In 2012 another Brookings scholar, Tom Loveless, compared state standards and standardized-test scores across the country and reached a similar conclusion. "The finding is clear," he wrote in Education Week. "The quality of standards has not mattered. From 2003 to 2009, states with terrific standards raised their National Assessment of Education Progress scores by roughly the same margin as states with awful ones."

The federal government is prohibited by law from endorsing or sanctioning curricula. Still, 44 states and the District of Columbia have signed on to Common Core. What the Obama administration lacked in hard data to back its scheme was made up for with hard cash. States were offered millions of dollars through federal grants to implement the initiative. Never mind that even federal studies have concluded that merely setting higher standards doesn't lift student performance. At least three reports from the Education Department, including a 2008 study by the National Center for Education Statistics, have found no relationship between the difficulty of a state's test and the level or change in student achievement.

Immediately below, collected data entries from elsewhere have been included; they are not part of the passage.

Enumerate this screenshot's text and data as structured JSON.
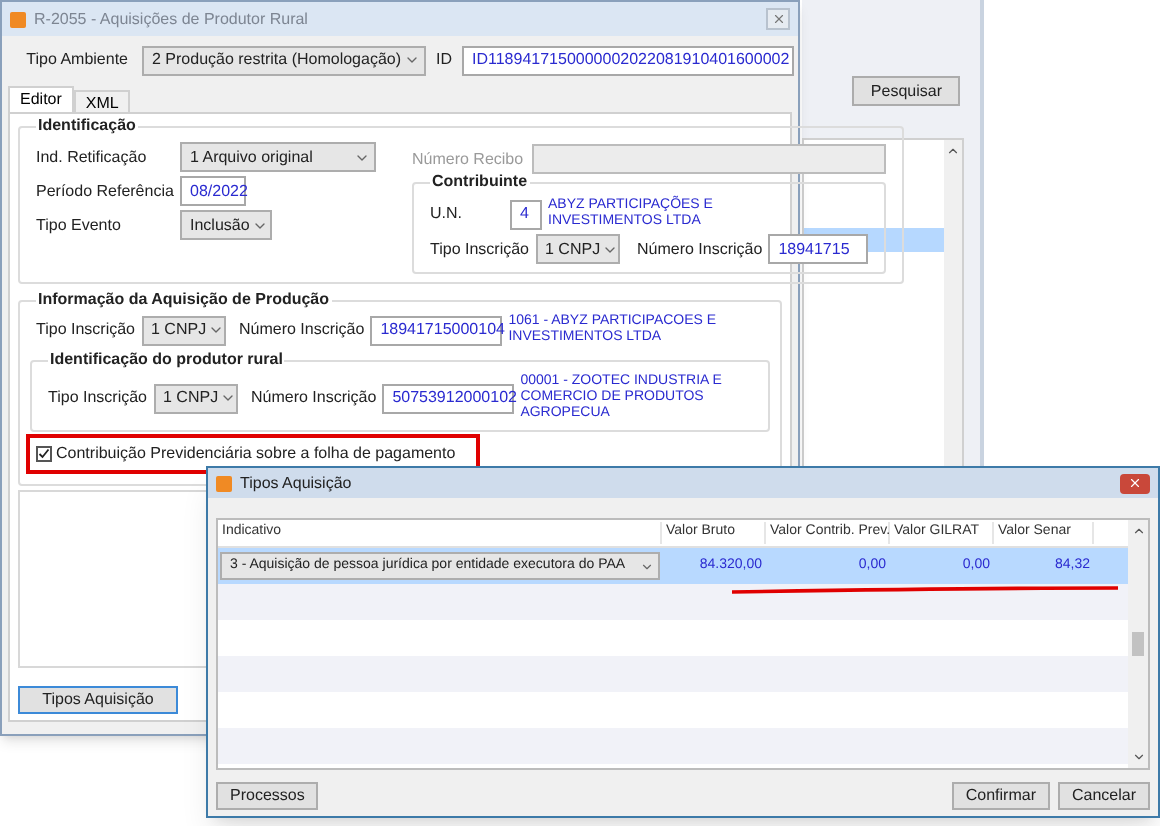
{
  "background_window": {
    "search_button": "Pesquisar"
  },
  "main_window": {
    "title": "R-2055 - Aquisições de Produtor Rural",
    "tipo_ambiente": {
      "label": "Tipo Ambiente",
      "value": "2 Produção restrita (Homologação)"
    },
    "id": {
      "label": "ID",
      "value": "ID1189417150000002022081910401600002"
    },
    "tabs": [
      {
        "label": "Editor",
        "selected": true
      },
      {
        "label": "XML",
        "selected": false
      }
    ],
    "identificacao": {
      "title": "Identificação",
      "ind_retificacao": {
        "label": "Ind. Retificação",
        "value": "1 Arquivo original"
      },
      "periodo_referencia": {
        "label": "Período Referência",
        "value": "08/2022"
      },
      "tipo_evento": {
        "label": "Tipo Evento",
        "value": "Inclusão"
      },
      "numero_recibo": {
        "label": "Número Recibo",
        "disabled": true
      },
      "contribuinte": {
        "title": "Contribuinte",
        "un": {
          "label": "U.N.",
          "value": "4",
          "name": "ABYZ PARTICIPAÇÕES E INVESTIMENTOS LTDA"
        },
        "tipo_inscricao": {
          "label": "Tipo Inscrição",
          "value": "1 CNPJ"
        },
        "numero_inscricao": {
          "label": "Número Inscrição",
          "value": "18941715"
        }
      }
    },
    "aquisicao": {
      "title": "Informação da Aquisição de Produção",
      "tipo_inscricao": {
        "label": "Tipo Inscrição",
        "value": "1 CNPJ"
      },
      "numero_inscricao": {
        "label": "Número Inscrição",
        "value": "18941715000104"
      },
      "name": "1061 - ABYZ PARTICIPACOES E INVESTIMENTOS LTDA",
      "produtor": {
        "title": "Identificação do produtor rural",
        "tipo_inscricao": {
          "label": "Tipo Inscrição",
          "value": "1 CNPJ"
        },
        "numero_inscricao": {
          "label": "Número Inscrição",
          "value": "50753912000102"
        },
        "name": "00001 - ZOOTEC INDUSTRIA E COMERCIO DE PRODUTOS AGROPECUA"
      },
      "contribuicao": {
        "label": "Contribuição Previdenciária sobre a folha de pagamento",
        "checked": true
      }
    },
    "tipos_button": "Tipos Aquisição"
  },
  "dialog": {
    "title": "Tipos Aquisição",
    "columns": [
      "Indicativo",
      "Valor Bruto",
      "Valor Contrib. Prev.",
      "Valor GILRAT",
      "Valor Senar"
    ],
    "rows": [
      {
        "indicativo": "3 - Aquisição de pessoa jurídica por entidade executora do PAA",
        "valor_bruto": "84.320,00",
        "valor_contrib_prev": "0,00",
        "valor_gilrat": "0,00",
        "valor_senar": "84,32",
        "selected": true
      }
    ],
    "buttons": [
      {
        "label": "Processos"
      },
      {
        "label": "Confirmar"
      },
      {
        "label": "Cancelar"
      }
    ]
  }
}
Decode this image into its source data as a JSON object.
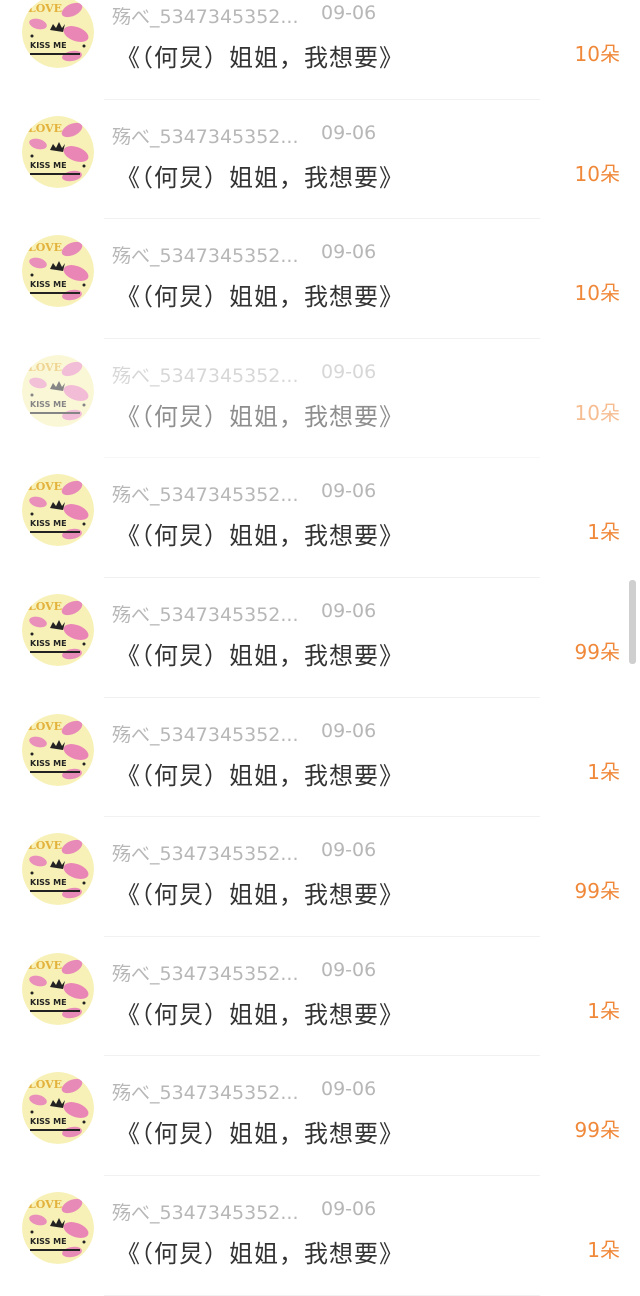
{
  "colors": {
    "accent": "#f0883a",
    "meta": "#b7b7b7",
    "message": "#333333"
  },
  "rows": [
    {
      "username": "殇べ_5347345352...",
      "date": "09-06",
      "message": "《（何炅）姐姐，我想要》",
      "gift": "10朵",
      "faded": false
    },
    {
      "username": "殇べ_5347345352...",
      "date": "09-06",
      "message": "《（何炅）姐姐，我想要》",
      "gift": "10朵",
      "faded": false
    },
    {
      "username": "殇べ_5347345352...",
      "date": "09-06",
      "message": "《（何炅）姐姐，我想要》",
      "gift": "10朵",
      "faded": false
    },
    {
      "username": "殇べ_5347345352...",
      "date": "09-06",
      "message": "《（何炅）姐姐，我想要》",
      "gift": "10朵",
      "faded": true
    },
    {
      "username": "殇べ_5347345352...",
      "date": "09-06",
      "message": "《（何炅）姐姐，我想要》",
      "gift": "1朵",
      "faded": false
    },
    {
      "username": "殇べ_5347345352...",
      "date": "09-06",
      "message": "《（何炅）姐姐，我想要》",
      "gift": "99朵",
      "faded": false
    },
    {
      "username": "殇べ_5347345352...",
      "date": "09-06",
      "message": "《（何炅）姐姐，我想要》",
      "gift": "1朵",
      "faded": false
    },
    {
      "username": "殇べ_5347345352...",
      "date": "09-06",
      "message": "《（何炅）姐姐，我想要》",
      "gift": "99朵",
      "faded": false
    },
    {
      "username": "殇べ_5347345352...",
      "date": "09-06",
      "message": "《（何炅）姐姐，我想要》",
      "gift": "1朵",
      "faded": false
    },
    {
      "username": "殇べ_5347345352...",
      "date": "09-06",
      "message": "《（何炅）姐姐，我想要》",
      "gift": "99朵",
      "faded": false
    },
    {
      "username": "殇べ_5347345352...",
      "date": "09-06",
      "message": "《（何炅）姐姐，我想要》",
      "gift": "1朵",
      "faded": false
    }
  ],
  "avatar": {
    "top_text": "LOVE",
    "bottom_text": "KISS ME"
  }
}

Backers of the Common Core argue that it will improve U.S. performance on international tests. And while it is true that students in countries with national standards, such as South Korea and Japan, regularly do better than American students, so do many in countries without national standards, such as Canada. It is also true that a U.S. without national standards has outperformed plenty of countries that have them.

Mr. Whitehurst argues that policy makers would do better to focus on teacher quality and other reforms with a track record of improving student outcomes. "We know that teacher effectiveness is one thing that can make a huge difference," he said. "The data for that is overwhelmingly strong." The difference between a child getting one of the best elementary-school teachers and one of the worst is a half-year of learning.